Johnny soon turned to underwater photography as a way of further learning about life below the surface.
“Photos can kind of create your own visual memory that you can then go away and learn so much more from.
“In the last 20 years I can count maybe five snorkels where I didn’t have my camera.
“It was during my second year of university when I bought my first underwater camera…it was one of the first digital cameras you could take underwater.
“I started to take photos of the animals and that was when I realised that was the best way to learn about the ocean.”
Banding together with two university mates, Johnny self-published a visual encyclopedia of marine animals from his time snorkelling Port Phillip, near Melbourne.
“It came about because we used to like taking photos and showing it to our relatives - things like seahorses, sea dragons and cuttlefish.
“We thought, no one seems to know about all these unique animals living on the doorstep of Melbourne – we should make a book.
“After that I kind of had this personal mission to take a photo of every single marine animal in Australia. I now realise it was an outrageous mission because it’s a lot harder than just swimming around in rockpools,” Johnny laughed.
“I moved to Ningaloo Reef in Western Australia and started snapping photos of all the megafauna they have there.
“The last spot was meant to be the Great Barrier Reef.”
After being satisfied with his exploration of the west-coast, Johnny made the move to Daydream Island to work as manager of the island’s free-form coral lagoon. While there, he also helped establish the on-island coral restoration facility.
“While working on Daydream, I was getting in the water as much as I could.
“It kind of becomes your underwater home when you spend so much time in the water in one location.
“And then along came cyclone Debbie.”
Severe Tropical Cyclone Debbie hit the Whitsunday region as a category 4 storm in 2017, with winds topping 260 kilometres per hour, causing extensive damage above and below the surface.
“Cyclone Debbie sent a few of us into a really dark place.
“When you live on the island you feel like you live in a part of that ecosystem, and when it disappears overnight, you feel lost.

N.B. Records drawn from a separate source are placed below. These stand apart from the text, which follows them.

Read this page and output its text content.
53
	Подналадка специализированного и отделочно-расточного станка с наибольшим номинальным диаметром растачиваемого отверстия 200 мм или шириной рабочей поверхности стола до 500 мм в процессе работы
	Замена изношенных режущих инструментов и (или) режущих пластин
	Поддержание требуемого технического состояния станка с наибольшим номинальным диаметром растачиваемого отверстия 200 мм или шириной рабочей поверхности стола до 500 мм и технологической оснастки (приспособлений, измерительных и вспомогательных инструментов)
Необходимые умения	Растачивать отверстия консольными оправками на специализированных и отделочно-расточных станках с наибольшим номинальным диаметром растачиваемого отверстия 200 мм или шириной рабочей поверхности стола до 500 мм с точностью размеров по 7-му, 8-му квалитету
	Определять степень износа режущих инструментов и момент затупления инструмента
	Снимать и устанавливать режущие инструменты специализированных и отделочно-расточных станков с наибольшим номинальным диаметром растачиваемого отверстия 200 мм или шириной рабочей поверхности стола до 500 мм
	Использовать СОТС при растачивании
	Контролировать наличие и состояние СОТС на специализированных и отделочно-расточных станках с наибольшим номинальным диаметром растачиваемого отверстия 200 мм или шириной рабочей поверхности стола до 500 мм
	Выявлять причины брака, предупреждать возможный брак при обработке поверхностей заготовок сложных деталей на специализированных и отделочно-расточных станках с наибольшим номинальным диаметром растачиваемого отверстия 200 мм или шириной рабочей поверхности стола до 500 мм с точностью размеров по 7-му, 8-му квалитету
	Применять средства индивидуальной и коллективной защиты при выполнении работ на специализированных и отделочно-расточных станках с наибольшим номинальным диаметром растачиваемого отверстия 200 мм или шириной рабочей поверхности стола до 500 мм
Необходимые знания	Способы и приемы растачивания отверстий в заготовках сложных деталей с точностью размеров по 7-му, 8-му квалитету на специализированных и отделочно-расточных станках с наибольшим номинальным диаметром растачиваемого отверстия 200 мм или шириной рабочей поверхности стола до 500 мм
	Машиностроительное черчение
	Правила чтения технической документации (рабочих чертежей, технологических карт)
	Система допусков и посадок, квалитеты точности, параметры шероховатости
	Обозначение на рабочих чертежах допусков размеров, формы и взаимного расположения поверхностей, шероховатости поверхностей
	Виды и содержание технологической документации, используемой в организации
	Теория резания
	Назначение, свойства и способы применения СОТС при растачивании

“Cyclone Debbie really impacted me because the sites I’d been exploring around the island went from 80–90 per cent coral cover to basically zero coral cover.
“This sparked a search for coral havens or areas that were not impacted by the cyclone.
“I got a bit obsessive and hooked on this idea and spent the last six years trying to find the perfect reef… a place with high diversity that could better withstand disturbances.”
Inspired through his passion project, the then reef manager at Daydream Island Resort applied to be a Master Reef Guide with the Great Barrier Reef Marine Park Authority.
“I became really interested in understanding the science – understanding the reefs at site level.
“The Eye on the Reef program and the site stewardship framework are two things I am really interested in because there’s no other set of programs that allow people to understand a site at that intricate level.
“And working with tourism operators, who visit the Reef every day who are equally as passionate about the Reef and their sites is why I wanted to work with this team at the Reef Authority.
“My job is to work closely with the tourism industry in ensuring they’re using best practice to protect their site.
“It’s important because these are the people that are out there every day and they’re the ones who notice those small changes in the environment.
“Taking the data they provide and processing it for a higher level of understanding is just such a great collaboration to be a part of.”
Reflecting on his diverse career journey, his advice to students is to sample a bit of it all.
“Our industry is so broad, and you could land anywhere in any type of job, but while you’re young, try out lots of different avenues your career could go, because you have plenty of time to settle into a job that you want to pursue.”